Background Irritable bowel syndrome (IBS) has been associated with diets rich in fermentable oligo-, di-, monosaccharides and polyols (FODMAPs), and gluten. Most previous studies have been single-blind and have focused on elimination of FODMAPs or provocation with single FODMAPs. The effect of gluten is unclear, large trials isolating the effect of gluten from that of FODMAPs are needed. Objective The aims of this study were to ensure high intakes of a wide range of FODMAPs, gluten, or placebo, and to evaluate the effects on IBS symptoms using the IBS severity scoring system (IBS-SSS). Methods The study was carried out with a double-blind, placebo-controlled, randomized three-way crossover design in a clinical facility in Uppsala in September 2018—June 2019. In all, 110 participants fulfilling the IBS Rome IV criteria, with moderate to severe IBS, were randomized; 103 (90 female, 13 male) completed the trial.

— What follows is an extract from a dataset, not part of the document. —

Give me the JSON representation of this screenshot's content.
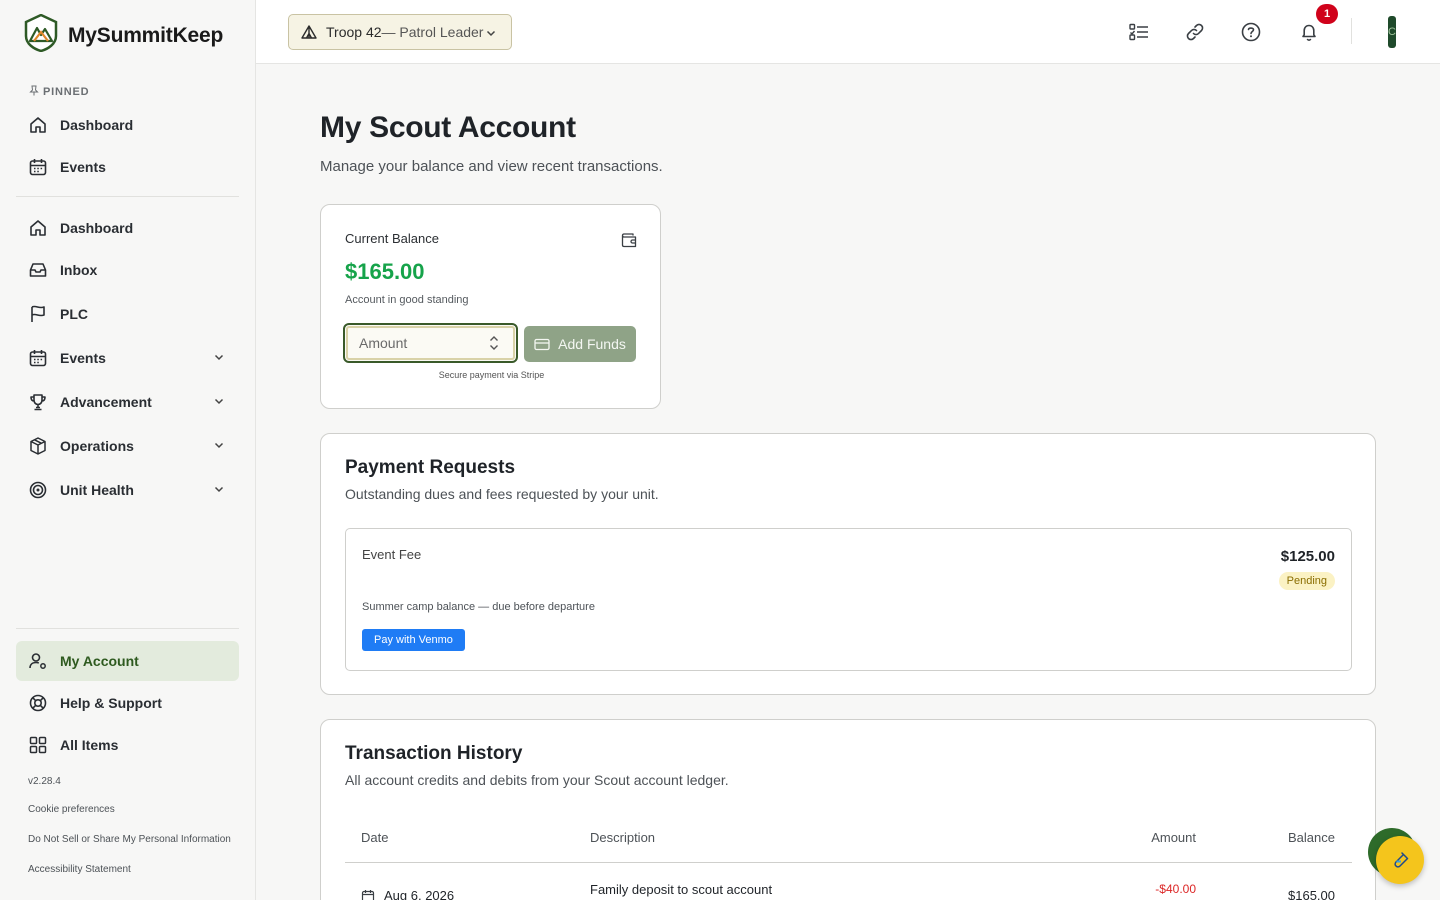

Throughout, IBS participants maintained a diet with minimal FODMAP content and no gluten. Participants were block-randomized to one-week interventions with FODMAPs (50 g/day), gluten (17.3 g/day), or placebo, separated by one week washout. All participants who completed at least one intervention were included in the intention-to-treat analysis. Results In participants with IBS (n = 103), FODMAPs caused higher IBS-SSS scores (mean 240 [95% CI 222, 257]) than placebo (198 [180, 215]; 0.00056) or gluten (208 [190, 226]; P = 0.013); no differences were found between the placebo and gluten groups (P = 1.0). There were large inter-individual differences in IBS-SSS scores associated with treatment. No adverse events were reported. Conclusion In participants with IBS, FODMAPs had a modest effect on typical IBS symptoms, whereas gluten had no effect. The large inter-individual differences in responses to the interventions warrant further detailed studies to identify possible underlying causes and enable individual prediction of responses. Trial registration www.ClinicalTrials.gov (NCT03653689).